Er konnte nur sprechen, wenn er die Voraussetzung seines Sprechens zur Sprache brachte, seine bewegte, vielfarbige und einsame Jugend inmitten von Vertreibung und Wiederkehr, diese unerhörte und nie gern gehörte, mit einer Geste des Verweises auf mögliche Fürsorge leichthin abservierte Geschichte von den ungezählten Füßen und Füßchen, die gezwungen sind, neue Wege durch den Menschenbrei, der diese Erde bedeckt, zu trampeln, um "drei Meilen hinter Weihnachten" ins Schlaraffenland zu kommen - auch dies eine alte Flüchtlingsgeschichte, in der Zeit und Raum sich ineinander verkehren, wie in den Erwartungen und Erfahrungen der russisch-jüdischen Auswanderer, die Vertlib in seinem Roman "Zwischenstationen" schildert.

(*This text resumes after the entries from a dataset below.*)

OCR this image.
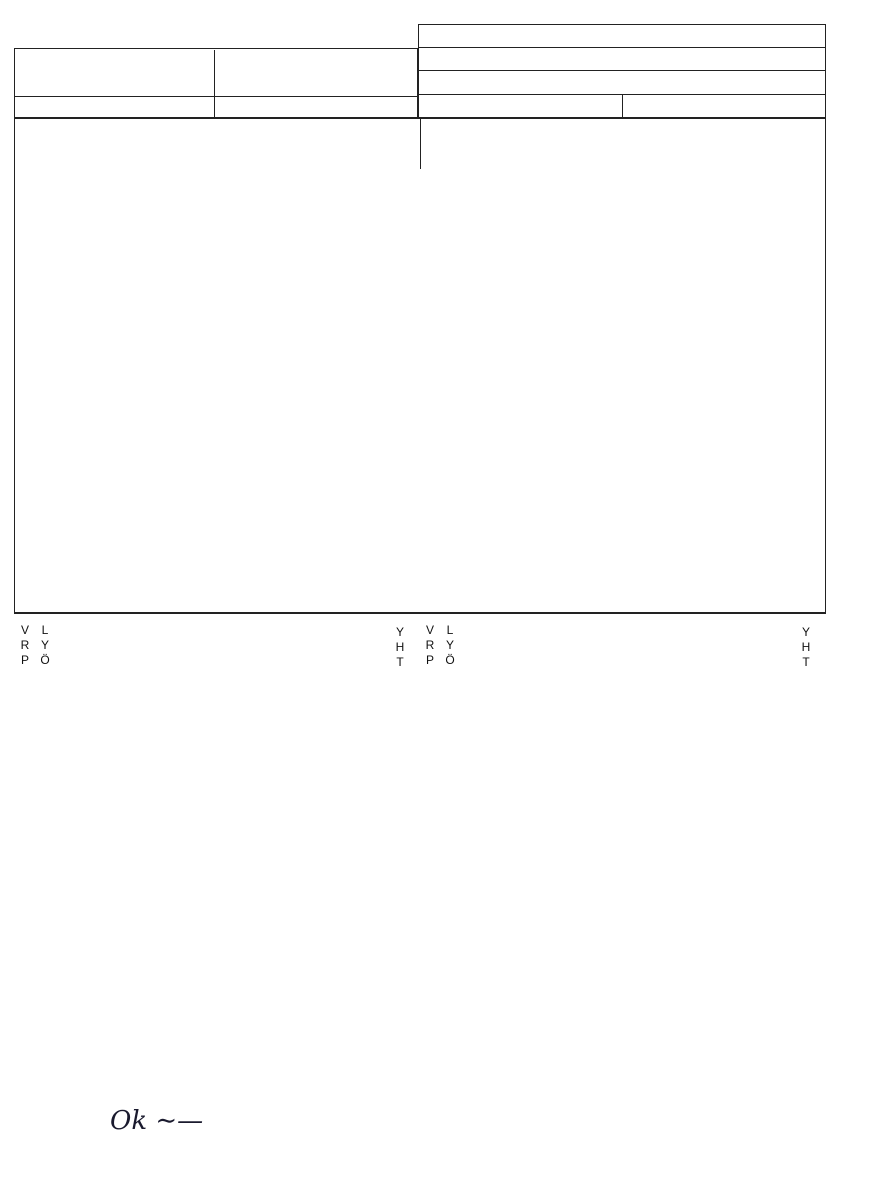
V
R
P
L
Y
Ö
Y
H
T
V
R
P
L
Y
Ö
Y
H
T
Ok ∼—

Und dennoch: Obwohl Vertlib anders als Soyfer diese lähmende Spannung noch vor dem ersten Wort stets von neuem zu überwinden und zu durchqueren hat, konnte sich auch sein Schreiben wie das Jura Soyfers in der Vermittlung mit einer Tradition und einer - in Österreich allerdings marginalisierten - Kultur des Widerstandes entwickeln und entfalten.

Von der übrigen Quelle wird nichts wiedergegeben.